Benefits of Detailed Regulatory Impact Analysis Outweigh the Costs

Patrick McLaughlin

Senior Research Fellow

Keith Hall

Former Senior Research Fellow
Summary

The Congressional Budget Office recently estimated that the Regulatory Flexibility Improvements Act—which would require regulators to do more thorough analysis prior to adopting new rules—would cost an estimated $45 million over the next five years to implement. But, according to analysis by Mercatus Center at George Mason University researchers, the long-term economic benefits of more prudent rulemaking could easily outweigh additional costs incurred in the short term.

The Congressional Budget Office recently estimated that the Regulatory Flexibility Improvements Act—which would require regulators to do more thorough analysis prior to adopting new rules—would cost an estimated $45 million over the next five years to implement. But, according to analysis by Mercatus Center at George Mason University researchers, the long-term economic benefits of more prudent rulemaking could easily outweigh additional costs incurred in the short term.

Mercatus senior research fellow Patrick McLaughlin, former economist at the Federal Railroad Administration:

“The CBO scoring only looks at effects on the budget and not the effects on society. If doing better analysis saves billions in costs to society, then $45 million is a deal.

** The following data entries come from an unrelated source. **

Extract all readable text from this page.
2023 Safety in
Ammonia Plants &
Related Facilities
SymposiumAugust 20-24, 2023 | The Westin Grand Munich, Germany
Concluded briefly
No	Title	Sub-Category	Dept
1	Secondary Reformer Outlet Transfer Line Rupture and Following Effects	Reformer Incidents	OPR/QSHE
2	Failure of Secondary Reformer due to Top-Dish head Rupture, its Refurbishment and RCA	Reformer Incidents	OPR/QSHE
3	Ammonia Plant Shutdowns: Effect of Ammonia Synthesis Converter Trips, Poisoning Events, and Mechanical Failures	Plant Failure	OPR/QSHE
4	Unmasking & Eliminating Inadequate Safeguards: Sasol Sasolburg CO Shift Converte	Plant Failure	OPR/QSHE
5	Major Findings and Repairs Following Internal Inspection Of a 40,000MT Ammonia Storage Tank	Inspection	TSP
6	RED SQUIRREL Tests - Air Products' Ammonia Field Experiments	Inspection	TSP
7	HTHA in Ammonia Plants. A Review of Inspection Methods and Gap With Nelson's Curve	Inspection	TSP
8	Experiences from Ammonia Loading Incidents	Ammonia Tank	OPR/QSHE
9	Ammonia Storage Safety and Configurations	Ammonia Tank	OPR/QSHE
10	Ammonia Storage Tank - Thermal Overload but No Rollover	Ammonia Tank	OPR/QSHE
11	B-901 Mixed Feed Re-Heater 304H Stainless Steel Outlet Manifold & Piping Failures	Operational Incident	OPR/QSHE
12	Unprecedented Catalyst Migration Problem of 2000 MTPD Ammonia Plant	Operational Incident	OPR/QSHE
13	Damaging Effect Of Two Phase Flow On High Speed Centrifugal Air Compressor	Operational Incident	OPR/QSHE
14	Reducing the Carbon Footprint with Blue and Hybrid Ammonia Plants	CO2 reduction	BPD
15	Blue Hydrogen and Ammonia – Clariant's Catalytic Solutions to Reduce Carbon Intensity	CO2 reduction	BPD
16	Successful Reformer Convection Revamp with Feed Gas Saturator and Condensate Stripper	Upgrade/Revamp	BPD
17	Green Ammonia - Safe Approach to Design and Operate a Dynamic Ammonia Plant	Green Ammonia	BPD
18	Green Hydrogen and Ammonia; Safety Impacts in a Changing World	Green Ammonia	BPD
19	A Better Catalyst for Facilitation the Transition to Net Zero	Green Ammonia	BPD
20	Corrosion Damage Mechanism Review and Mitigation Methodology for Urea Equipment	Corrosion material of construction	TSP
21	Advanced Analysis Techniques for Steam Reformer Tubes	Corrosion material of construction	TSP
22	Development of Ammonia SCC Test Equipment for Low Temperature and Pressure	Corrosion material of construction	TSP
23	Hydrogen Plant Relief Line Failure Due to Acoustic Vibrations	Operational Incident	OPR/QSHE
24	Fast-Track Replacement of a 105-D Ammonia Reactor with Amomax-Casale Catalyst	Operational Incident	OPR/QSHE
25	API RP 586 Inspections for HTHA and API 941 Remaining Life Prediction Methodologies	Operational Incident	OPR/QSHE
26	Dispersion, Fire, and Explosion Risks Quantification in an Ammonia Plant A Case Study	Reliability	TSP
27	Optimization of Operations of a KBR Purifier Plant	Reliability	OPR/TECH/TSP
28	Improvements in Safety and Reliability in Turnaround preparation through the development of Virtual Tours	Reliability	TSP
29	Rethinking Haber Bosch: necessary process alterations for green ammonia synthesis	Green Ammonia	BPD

Although executive orders and OMB guidance require agencies to consider different alternatives in their economic analysis, they often fail to explore potentially less-costly approaches or approaches that might avoid unintended consequences. More thorough analysis could cost time and money up-front, but it could save businesses and consumers more money in the long run and produce regulations that more efficiently achieve the outcomes desired.”

Mercatus senior research fellow Keith Hall, former commissioner of the Bureau of Labor Statistics:

“Poorly designed regulation can significantly distort the economy and impact the labor market. It’s basic economics: Regulation can often raise the cost of production in the affected industry. Those higher production costs lower productivity, raise market prices, and lower employment as demand for those goods and services fall.

In addition to the direct effects in the regulated industry, there will be indirect effects on other industries and on consumers. If the regulated product is purchased by other industries, then their costs rise as well, raising prices in those other industries and leading to an increase in unemployment.”